Improving the efficiency of estimation in the additive hazards model for stratified case-cohort design with multiple diseases.

Pubmed ID: 26310388

Pubmed Central ID: PMC4715780

Journal: Statistics in medicine

Publication Date: Jan. 30, 2016

Affiliation: Department of Biostatistics, University of North Carolina at Chapel Hill, Chapel Hill, NC 27599, U.S.A.

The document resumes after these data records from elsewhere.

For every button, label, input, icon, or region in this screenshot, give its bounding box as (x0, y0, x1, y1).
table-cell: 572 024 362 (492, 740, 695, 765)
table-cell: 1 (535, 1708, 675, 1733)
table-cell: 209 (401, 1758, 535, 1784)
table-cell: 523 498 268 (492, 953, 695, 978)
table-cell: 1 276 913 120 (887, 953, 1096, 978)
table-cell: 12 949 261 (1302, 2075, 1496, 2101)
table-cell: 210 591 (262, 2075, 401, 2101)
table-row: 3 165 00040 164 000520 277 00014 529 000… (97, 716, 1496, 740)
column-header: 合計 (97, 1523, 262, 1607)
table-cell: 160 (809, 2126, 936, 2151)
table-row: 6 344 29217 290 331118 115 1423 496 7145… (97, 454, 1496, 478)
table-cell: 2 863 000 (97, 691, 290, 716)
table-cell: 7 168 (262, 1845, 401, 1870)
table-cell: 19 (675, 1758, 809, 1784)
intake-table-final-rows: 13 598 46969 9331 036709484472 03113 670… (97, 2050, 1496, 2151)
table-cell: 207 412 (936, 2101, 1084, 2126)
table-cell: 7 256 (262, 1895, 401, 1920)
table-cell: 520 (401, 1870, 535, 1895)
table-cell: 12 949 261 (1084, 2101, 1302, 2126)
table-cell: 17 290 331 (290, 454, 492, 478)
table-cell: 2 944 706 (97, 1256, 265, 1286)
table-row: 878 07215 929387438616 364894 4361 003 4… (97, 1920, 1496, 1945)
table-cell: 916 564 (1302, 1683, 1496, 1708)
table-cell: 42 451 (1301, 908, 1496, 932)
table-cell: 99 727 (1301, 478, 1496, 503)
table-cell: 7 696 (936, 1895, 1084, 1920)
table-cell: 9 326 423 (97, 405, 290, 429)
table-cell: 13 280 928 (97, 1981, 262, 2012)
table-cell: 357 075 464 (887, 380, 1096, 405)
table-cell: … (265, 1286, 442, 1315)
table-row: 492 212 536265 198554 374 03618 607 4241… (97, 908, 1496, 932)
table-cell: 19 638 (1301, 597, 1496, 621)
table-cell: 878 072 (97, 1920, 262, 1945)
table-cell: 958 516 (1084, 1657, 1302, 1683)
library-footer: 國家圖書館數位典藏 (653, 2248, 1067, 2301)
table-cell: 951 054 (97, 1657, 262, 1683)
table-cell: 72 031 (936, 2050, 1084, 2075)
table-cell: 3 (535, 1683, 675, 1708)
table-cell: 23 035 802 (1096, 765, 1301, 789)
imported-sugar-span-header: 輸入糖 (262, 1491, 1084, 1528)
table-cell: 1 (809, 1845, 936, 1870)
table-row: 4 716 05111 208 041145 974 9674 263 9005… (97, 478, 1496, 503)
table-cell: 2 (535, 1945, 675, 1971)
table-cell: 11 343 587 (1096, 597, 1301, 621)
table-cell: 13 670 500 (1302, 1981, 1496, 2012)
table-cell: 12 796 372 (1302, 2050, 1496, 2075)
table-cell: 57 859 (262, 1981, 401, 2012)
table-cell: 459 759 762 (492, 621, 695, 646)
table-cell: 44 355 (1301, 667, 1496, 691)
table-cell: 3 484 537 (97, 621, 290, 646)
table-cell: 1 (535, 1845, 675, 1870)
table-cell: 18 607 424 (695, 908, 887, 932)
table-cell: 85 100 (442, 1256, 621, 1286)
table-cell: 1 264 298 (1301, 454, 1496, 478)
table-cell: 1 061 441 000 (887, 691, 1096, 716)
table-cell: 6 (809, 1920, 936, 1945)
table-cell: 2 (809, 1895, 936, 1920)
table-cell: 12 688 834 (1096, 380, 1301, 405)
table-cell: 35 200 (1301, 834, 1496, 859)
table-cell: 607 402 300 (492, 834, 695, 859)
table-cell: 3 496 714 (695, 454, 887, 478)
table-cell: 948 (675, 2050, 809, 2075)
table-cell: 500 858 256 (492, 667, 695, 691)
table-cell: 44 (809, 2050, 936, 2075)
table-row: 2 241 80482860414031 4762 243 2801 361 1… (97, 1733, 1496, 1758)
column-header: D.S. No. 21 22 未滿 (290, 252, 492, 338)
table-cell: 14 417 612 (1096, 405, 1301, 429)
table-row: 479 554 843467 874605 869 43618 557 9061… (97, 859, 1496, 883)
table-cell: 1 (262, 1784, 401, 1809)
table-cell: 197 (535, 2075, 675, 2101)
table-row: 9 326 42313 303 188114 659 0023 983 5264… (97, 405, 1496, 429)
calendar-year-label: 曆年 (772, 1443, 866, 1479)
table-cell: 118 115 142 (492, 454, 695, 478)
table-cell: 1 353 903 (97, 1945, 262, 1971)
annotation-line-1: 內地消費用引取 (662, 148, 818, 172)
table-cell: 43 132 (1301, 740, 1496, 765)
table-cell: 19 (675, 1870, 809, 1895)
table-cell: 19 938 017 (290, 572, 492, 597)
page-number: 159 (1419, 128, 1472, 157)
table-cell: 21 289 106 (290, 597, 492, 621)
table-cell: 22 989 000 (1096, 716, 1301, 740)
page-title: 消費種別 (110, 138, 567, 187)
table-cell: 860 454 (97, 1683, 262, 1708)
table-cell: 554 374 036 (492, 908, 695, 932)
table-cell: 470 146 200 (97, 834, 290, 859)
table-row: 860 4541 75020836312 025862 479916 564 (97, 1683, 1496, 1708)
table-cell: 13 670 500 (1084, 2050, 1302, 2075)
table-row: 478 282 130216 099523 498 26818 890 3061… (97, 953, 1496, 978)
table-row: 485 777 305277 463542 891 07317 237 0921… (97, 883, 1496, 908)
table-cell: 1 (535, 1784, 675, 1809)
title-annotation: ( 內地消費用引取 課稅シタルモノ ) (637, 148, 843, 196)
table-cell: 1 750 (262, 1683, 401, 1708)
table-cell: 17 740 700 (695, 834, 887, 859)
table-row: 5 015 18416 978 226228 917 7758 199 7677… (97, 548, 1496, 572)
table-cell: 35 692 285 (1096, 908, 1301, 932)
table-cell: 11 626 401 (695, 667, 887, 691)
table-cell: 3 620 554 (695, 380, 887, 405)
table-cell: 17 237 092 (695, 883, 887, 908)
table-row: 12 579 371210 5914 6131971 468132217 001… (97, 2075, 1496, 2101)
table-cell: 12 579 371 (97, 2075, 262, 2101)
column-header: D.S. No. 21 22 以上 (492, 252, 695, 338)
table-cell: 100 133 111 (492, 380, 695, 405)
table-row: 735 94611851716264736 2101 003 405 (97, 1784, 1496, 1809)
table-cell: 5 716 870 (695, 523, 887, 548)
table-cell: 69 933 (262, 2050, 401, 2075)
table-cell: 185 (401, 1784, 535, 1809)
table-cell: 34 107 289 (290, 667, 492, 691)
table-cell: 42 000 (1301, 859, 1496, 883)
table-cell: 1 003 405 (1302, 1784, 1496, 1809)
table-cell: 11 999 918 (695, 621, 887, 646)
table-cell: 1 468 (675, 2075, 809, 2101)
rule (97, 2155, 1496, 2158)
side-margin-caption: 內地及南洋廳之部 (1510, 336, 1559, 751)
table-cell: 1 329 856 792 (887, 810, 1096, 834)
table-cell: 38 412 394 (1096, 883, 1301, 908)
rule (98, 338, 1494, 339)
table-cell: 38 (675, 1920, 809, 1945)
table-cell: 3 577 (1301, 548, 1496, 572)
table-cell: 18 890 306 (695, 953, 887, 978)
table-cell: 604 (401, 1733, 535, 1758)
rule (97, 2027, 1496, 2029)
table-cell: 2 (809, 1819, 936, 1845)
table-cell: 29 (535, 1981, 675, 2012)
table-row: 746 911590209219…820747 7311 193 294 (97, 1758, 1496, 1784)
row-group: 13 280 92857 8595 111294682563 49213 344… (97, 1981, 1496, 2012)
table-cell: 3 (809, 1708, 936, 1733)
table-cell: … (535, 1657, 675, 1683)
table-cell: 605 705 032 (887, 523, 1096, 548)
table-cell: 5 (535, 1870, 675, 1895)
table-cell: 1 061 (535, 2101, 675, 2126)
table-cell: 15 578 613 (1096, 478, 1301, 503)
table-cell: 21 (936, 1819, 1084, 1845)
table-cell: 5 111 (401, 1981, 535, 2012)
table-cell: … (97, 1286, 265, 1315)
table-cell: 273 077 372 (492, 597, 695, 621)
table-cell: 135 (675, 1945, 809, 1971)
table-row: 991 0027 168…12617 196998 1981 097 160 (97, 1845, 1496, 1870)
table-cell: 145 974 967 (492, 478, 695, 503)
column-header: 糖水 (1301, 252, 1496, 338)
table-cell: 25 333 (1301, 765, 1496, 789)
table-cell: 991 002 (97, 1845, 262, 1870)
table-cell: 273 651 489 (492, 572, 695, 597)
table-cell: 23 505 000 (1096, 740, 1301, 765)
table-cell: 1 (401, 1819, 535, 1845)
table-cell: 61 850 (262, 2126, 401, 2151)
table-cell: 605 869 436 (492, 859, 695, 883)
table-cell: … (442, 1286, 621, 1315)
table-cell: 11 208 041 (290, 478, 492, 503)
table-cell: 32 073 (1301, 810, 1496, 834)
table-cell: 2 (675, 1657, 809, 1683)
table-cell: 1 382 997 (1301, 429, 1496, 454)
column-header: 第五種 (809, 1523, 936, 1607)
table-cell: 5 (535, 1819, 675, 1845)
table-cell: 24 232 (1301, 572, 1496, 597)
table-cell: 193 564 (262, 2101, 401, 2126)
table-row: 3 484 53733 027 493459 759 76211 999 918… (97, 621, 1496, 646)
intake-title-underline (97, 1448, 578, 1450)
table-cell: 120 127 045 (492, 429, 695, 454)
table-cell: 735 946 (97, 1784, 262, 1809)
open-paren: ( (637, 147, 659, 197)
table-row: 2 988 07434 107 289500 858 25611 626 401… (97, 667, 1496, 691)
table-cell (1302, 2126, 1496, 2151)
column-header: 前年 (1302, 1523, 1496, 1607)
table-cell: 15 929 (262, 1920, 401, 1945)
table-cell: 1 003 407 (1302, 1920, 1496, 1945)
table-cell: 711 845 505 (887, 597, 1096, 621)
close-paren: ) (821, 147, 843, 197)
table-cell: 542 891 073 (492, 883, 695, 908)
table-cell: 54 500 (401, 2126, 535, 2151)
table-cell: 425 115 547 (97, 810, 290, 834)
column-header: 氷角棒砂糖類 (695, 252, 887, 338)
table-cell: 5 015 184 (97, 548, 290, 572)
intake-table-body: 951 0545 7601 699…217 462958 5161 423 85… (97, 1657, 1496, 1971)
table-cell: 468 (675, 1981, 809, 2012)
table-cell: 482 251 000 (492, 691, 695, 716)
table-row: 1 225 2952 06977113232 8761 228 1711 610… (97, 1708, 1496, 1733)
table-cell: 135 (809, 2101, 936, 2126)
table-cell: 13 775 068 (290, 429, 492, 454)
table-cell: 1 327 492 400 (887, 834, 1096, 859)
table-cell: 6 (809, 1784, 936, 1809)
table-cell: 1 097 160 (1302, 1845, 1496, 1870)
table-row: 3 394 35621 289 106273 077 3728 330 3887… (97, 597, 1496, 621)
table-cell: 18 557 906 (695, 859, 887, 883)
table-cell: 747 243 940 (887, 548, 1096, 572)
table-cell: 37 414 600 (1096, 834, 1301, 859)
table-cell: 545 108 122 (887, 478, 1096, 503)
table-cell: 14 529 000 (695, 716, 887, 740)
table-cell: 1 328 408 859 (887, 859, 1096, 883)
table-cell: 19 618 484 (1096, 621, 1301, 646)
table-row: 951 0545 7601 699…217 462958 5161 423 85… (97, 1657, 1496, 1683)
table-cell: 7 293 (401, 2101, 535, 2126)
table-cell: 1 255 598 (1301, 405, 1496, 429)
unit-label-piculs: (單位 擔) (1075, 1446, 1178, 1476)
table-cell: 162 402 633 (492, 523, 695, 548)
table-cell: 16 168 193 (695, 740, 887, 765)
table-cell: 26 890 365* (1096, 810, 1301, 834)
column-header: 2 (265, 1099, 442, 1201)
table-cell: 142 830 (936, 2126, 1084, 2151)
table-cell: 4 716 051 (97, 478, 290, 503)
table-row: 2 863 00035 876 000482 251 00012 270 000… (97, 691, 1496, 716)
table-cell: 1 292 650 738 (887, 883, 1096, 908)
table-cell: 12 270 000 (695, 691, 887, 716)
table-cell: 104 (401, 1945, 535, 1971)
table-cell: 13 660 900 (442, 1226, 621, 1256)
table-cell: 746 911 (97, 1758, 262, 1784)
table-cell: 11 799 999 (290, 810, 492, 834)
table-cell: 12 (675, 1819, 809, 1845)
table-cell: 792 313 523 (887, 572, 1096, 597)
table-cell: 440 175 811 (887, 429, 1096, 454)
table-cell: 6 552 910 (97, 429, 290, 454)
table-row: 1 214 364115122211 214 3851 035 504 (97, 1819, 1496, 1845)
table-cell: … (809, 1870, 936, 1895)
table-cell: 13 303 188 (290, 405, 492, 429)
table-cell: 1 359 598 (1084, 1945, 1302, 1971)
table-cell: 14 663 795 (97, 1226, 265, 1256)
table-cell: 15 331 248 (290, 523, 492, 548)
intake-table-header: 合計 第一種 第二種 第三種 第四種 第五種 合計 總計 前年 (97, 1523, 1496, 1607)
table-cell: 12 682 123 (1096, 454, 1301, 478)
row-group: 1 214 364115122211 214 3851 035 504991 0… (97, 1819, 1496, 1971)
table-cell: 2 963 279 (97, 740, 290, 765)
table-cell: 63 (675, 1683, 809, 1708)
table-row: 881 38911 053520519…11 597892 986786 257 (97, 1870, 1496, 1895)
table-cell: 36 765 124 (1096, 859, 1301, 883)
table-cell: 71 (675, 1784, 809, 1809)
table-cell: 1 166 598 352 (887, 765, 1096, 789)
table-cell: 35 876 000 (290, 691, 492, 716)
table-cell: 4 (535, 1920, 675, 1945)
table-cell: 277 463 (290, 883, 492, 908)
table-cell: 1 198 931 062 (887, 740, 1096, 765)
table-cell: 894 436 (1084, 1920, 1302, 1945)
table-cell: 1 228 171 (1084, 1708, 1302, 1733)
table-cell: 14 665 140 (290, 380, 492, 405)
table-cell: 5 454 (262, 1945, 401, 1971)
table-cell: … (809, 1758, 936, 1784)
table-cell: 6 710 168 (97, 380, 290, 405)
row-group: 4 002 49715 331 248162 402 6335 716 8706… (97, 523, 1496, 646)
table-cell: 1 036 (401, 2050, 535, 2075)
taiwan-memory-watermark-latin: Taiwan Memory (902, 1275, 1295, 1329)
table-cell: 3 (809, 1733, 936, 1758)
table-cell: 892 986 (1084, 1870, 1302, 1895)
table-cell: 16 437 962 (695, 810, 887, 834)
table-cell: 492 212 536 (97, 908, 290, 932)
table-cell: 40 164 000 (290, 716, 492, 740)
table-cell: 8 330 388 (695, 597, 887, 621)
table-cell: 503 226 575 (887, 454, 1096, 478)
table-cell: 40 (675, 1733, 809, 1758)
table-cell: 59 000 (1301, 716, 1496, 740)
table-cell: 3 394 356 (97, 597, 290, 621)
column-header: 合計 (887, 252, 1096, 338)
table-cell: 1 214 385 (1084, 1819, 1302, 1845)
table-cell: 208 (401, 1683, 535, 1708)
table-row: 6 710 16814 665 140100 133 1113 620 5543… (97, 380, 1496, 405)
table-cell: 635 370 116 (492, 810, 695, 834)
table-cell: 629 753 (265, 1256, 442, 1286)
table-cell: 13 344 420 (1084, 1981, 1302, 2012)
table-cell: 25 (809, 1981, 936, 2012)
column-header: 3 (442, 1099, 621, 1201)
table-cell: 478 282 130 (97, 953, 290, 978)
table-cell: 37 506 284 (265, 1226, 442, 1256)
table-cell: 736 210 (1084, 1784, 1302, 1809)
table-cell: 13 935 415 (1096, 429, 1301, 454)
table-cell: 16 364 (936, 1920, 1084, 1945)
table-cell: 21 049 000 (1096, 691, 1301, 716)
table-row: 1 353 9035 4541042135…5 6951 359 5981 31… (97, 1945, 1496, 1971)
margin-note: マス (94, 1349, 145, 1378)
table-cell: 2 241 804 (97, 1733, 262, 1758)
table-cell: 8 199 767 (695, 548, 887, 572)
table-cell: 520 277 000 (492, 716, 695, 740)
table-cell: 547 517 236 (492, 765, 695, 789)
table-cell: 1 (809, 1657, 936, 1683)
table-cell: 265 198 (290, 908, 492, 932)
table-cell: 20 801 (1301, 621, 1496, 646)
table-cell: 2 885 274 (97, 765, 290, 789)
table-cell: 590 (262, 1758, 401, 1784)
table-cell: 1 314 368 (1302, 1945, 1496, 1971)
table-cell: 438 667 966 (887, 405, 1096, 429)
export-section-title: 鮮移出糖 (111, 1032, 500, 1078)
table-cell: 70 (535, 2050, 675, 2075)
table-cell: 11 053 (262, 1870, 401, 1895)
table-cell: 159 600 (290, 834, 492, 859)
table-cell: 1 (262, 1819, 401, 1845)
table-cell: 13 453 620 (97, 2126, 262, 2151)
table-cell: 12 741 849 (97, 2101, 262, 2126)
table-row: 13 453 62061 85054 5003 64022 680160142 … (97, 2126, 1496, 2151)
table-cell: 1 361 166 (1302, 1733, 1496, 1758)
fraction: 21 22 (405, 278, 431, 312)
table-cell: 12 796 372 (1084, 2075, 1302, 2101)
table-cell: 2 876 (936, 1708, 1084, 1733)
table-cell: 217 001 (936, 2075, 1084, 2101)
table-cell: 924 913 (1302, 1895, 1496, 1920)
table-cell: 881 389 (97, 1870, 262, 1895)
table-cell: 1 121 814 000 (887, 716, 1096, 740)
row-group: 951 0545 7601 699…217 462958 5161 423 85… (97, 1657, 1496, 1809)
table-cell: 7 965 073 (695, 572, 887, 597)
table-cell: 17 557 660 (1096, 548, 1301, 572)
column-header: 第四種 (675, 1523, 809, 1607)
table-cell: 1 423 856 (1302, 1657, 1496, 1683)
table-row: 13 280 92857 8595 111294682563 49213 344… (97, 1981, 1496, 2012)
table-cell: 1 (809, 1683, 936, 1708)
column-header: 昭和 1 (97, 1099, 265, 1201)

MeSH Terms: Humans, Risk Factors, Cohort Studies, Coronary Disease, Proportional Hazards Models, Multivariate Analysis, Computer Simulation, Stroke, Disease, Biostatistics, Cyclooxygenase 1

Grants: HHSN268201100005C, HHSN268201100006C, HHSN268201100007C, HHSN268201100008C, HHSN268201100009C, HHSN268201100010C, HHSN268201100011C, HHSN268201100012C, P01 CA142538, R01ES021900, UL1 RR025747, P01CA142538, R01 ES021900, HHSN268201100009I, HHSN268201100005G, HHSN268201100008I, HHSN268201100011I, HHSN268201100005I, HHSN268201100007I

Authors: Kim S, Cai J, Couper D

Cite As: Kim S, Cai J, Couper D. Improving the efficiency of estimation in the additive hazards model for stratified case-cohort design with multiple diseases. Stat Med 2016 Jan 30;35(2):282-93. Epub 2015 Aug 26.

Studies:

Abstract

The case-cohort study design has often been used in studies of a rare disease or for a common disease with some biospecimens needing to be preserved for future studies. A case-cohort study design consists of a random sample, called the subcohort, and all or a portion of the subjects with the disease of interest. One advantage of the case-cohort design is that the same subcohort can be used for studying multiple diseases. Stratified random sampling is often used for the subcohort. Additive hazards models are often preferred in studies where the risk difference, instead of relative risk, is of main interest. Existing methods do not use the available covariate information fully. We propose a more efficient estimator by making full use of available covariate information for the additive hazards model with data from a stratified case-cohort design with rare (the traditional situation) and non-rare (the generalized situation) diseases. We propose an estimating equation approach with a new weight function. The proposed estimators are shown to be consistent and asymptotically normally distributed. Simulation studies show that the proposed method using all available information leads to efficiency gain and stratification of the subcohort improves efficiency when the strata are highly correlated with the covariates. Our proposed method is applied to data from the Atherosclerosis Risk in Communities study.